Weekly updates (10%): Beginning in week 5, individuals will submit a weekly update to me on slack briefly describing your individual contribution in the past week, what you’re anticipating completing in the coming week, and alerting me to any problems you or your team are facing.
Final report (25%): Each group will be responsible for part of the final report, including some piece of the pre-analysis sections (overview, literature, and description of the data), as well as the communication of the processes and results around the research questions on which you took the lead.
We will be using R to do our analytical work. Some of us will have prior experience with R and with statistics, some of us will not – and that’s entirely fine.
For Data Analysis: You may find you need to learn about models or methods you don’t already know (it’s not yet clear what models we might need until we really get started).
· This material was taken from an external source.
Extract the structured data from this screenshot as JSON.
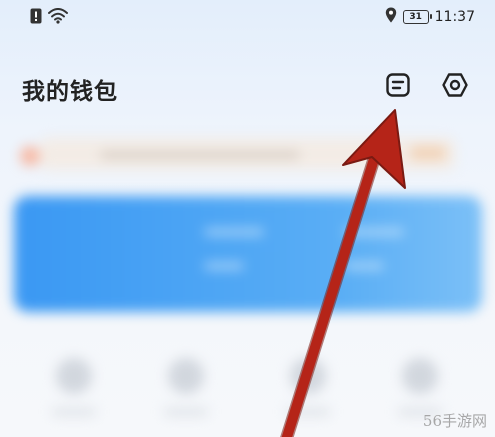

But we won’t let you go outside the bounds of appropriate statistical practice or leave you on your own to figure it out!
Some of our time together will be spent discussing the readings and projects, how we will practice responsible use of the data and the narrative we are creating, and providing feedback to our colleagues on their work. During these times, release yourself from your laptop and other electronic devices.
Some of our time together will be spent actively learning to use R for data wrangling, analysis, and visualization and working on the project in teams. During these times, of course, you’ll need your laptop.